At a Glance: Don’t wait until the week before your final exam to start studying. Get organized weeks ahead of time to make sure you know what to expect.
Final exams may still seem far away, but it’s never too early to start preparing. The key to success is crafting a schedule that will keep you on track (read: no last-minute cramming). Here’s a multi-week plan to get you started.
At the beginning of the course
Start by talking to your instructors — or consulting the syllabi — to find out test details. Will it be cumulative, or will it just encompass the most recently covered topics? Will the questions be multiple-choice or open-ended?

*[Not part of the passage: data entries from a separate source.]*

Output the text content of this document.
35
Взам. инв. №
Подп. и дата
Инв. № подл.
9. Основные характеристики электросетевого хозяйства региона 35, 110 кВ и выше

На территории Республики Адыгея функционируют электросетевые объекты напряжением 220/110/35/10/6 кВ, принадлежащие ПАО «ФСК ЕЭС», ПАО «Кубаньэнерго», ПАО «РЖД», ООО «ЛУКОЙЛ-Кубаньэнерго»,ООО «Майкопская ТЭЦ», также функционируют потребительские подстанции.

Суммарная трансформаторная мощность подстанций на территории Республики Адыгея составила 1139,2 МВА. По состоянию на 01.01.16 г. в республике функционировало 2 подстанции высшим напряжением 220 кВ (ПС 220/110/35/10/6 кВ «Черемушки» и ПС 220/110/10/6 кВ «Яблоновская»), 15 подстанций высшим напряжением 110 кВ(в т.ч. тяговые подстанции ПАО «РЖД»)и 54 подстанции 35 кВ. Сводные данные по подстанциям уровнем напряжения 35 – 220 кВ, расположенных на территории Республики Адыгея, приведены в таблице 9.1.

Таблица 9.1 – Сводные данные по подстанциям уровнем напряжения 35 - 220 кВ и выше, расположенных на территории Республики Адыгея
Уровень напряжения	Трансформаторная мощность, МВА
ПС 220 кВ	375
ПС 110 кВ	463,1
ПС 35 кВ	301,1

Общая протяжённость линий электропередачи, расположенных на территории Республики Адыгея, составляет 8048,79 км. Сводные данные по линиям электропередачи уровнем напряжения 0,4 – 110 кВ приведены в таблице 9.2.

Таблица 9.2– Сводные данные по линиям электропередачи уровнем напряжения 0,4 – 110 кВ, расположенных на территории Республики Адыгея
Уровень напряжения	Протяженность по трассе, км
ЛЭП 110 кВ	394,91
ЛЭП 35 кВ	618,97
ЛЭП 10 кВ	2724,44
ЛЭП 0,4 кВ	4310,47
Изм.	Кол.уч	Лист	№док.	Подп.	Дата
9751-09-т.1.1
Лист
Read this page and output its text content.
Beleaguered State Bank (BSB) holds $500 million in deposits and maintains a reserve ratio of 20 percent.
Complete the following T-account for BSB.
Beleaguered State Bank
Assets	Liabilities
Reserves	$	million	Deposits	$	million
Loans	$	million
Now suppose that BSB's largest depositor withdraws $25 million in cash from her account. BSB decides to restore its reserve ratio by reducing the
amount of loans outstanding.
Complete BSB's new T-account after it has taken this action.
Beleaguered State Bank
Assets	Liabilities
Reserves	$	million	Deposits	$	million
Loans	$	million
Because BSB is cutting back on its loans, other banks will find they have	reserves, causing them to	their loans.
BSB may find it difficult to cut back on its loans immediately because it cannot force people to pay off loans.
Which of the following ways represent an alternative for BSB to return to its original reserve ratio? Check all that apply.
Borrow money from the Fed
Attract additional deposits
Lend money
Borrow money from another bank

Having the answers to these questions will determine how you tackle studying. This is also the time to get organized. Plan to save notes from class, exams, homework, study guides — anything that might be helpful in your exam prep.
4 weeks before
If you don’t already have one, invest in a large monthly calendar to keep near your designated study spot (ideally a place free from distractions such as TV and pets). After writing down any personal obligations — family get-togethers, kids’ sporting events, a friend’s birthday — schedule your study time.

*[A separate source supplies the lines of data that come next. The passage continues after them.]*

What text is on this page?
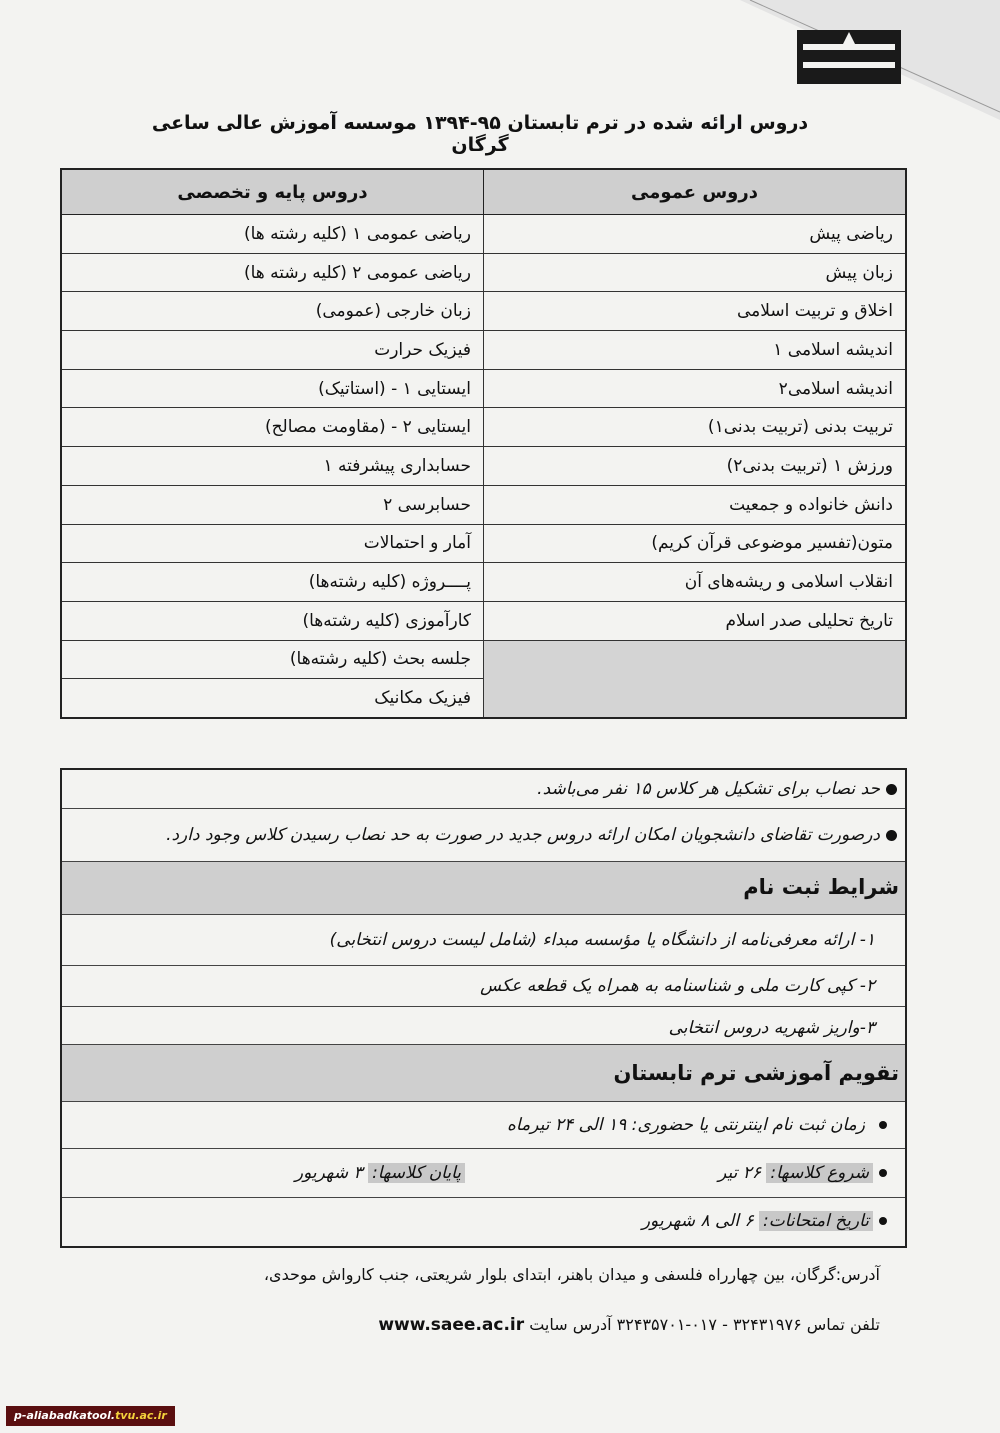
دروس ارائه شده در ترم تابستان ۹۵-۱۳۹۴ موسسه آموزش عالی ساعی گرگان
دروس عمومی	دروس پایه و تخصصی
ریاضی پیش	ریاضی عمومی ۱ (کلیه رشته ها)
زبان پیش	ریاضی عمومی ۲ (کلیه رشته ها)
اخلاق و تربیت اسلامی	زبان خارجی (عمومی)
اندیشه اسلامی ۱	فیزیک حرارت
اندیشه اسلامی۲	ایستایی ۱ - (استاتیک)
تربیت بدنی (تربیت بدنی۱)	ایستایی ۲ - (مقاومت مصالح)
ورزش ۱ (تربیت بدنی۲)	حسابداری پیشرفته ۱
دانش خانواده و جمعیت	حسابرسی ۲
متون(تفسیر موضوعی قرآن کریم)	آمار و احتمالات
انقلاب اسلامی و ریشه‌های آن	پــــروژه (کلیه رشته‌ها)
تاریخ تحلیلی صدر اسلام	کارآموزی (کلیه رشته‌ها)
	جلسه بحث (کلیه رشته‌ها)
	فیزیک مکانیک
حد نصاب برای تشکیل هر کلاس ۱۵ نفر می‌باشد.
درصورت تقاضای دانشجویان امکان ارائه دروس جدید در صورت به حد نصاب رسیدن کلاس وجود دارد.
شرایط ثبت نام
۱- ارائه معرفی‌نامه از دانشگاه یا مؤسسه مبداء (شامل لیست دروس انتخابی)
۲- کپی کارت ملی و شناسنامه به همراه یک قطعه عکس
۳-واریز شهریه دروس انتخابی
تقویم آموزشی ترم تابستان
زمان ثبت نام اینترنتی یا حضوری: ۱۹ الی ۲۴ تیرماه
شروع کلاسها: ۲۶ تیر
پایان کلاسها: ۳ شهریور
تاریخ امتحانات: ۶ الی ۸ شهریور
آدرس:گرگان، بین چهارراه فلسفی و میدان باهنر، ابتدای بلوار شریعتی، جنب کارواش موحدی،
تلفن تماس ۳۲۴۳۱۹۷۶ - ۰۱۷-۳۲۴۳۵۷۰۱ آدرس سایت www.saee.ac.ir
p-aliabadkatool.tvu.ac.ir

Whether it’s a few hours in the morning or a few hours at night — whenever you are most productive — you are much more likely to stick to a schedule if you write it down. Make sure your family is aware of the schedule so your study time is uninterrupted.
2 to 3 weeks before
This is the crucial study period. Rather than cram, you want to spread your studying out over multiple days and weeks. The way you prep for exams will most likely differ from class to class, but some smart strategies include going over notes and highlighting relevant information, making flashcards of important terms or concepts, rereading chapters you need a refresh on, and reviewing old exams and homework. If there are any topics you don’t understand, now is the time to reach out to your instructor for clarification.
1 week before
Review, review, review. One week before the test, you should not be learning any new material. At this point it’s all about committing information to memory. Try reading your notes aloud, explaining complex topics to others, or asking a family member or friend to quiz you. It’s also a good idea to keep flashcards handy, so you can knock out a few questions while on your daily commute or waiting in line for coffee.
The night before
Put down the books (seriously!). You’ve prepped for weeks, now it’s time to get a good night’s sleep. Fix yourself a healthy, filling breakfast in the morning and go ace that exam.
Save yourself the stress of finals by preparing for exams at the start of the course, rather than a few days before — your sanity and good grade with be worth it.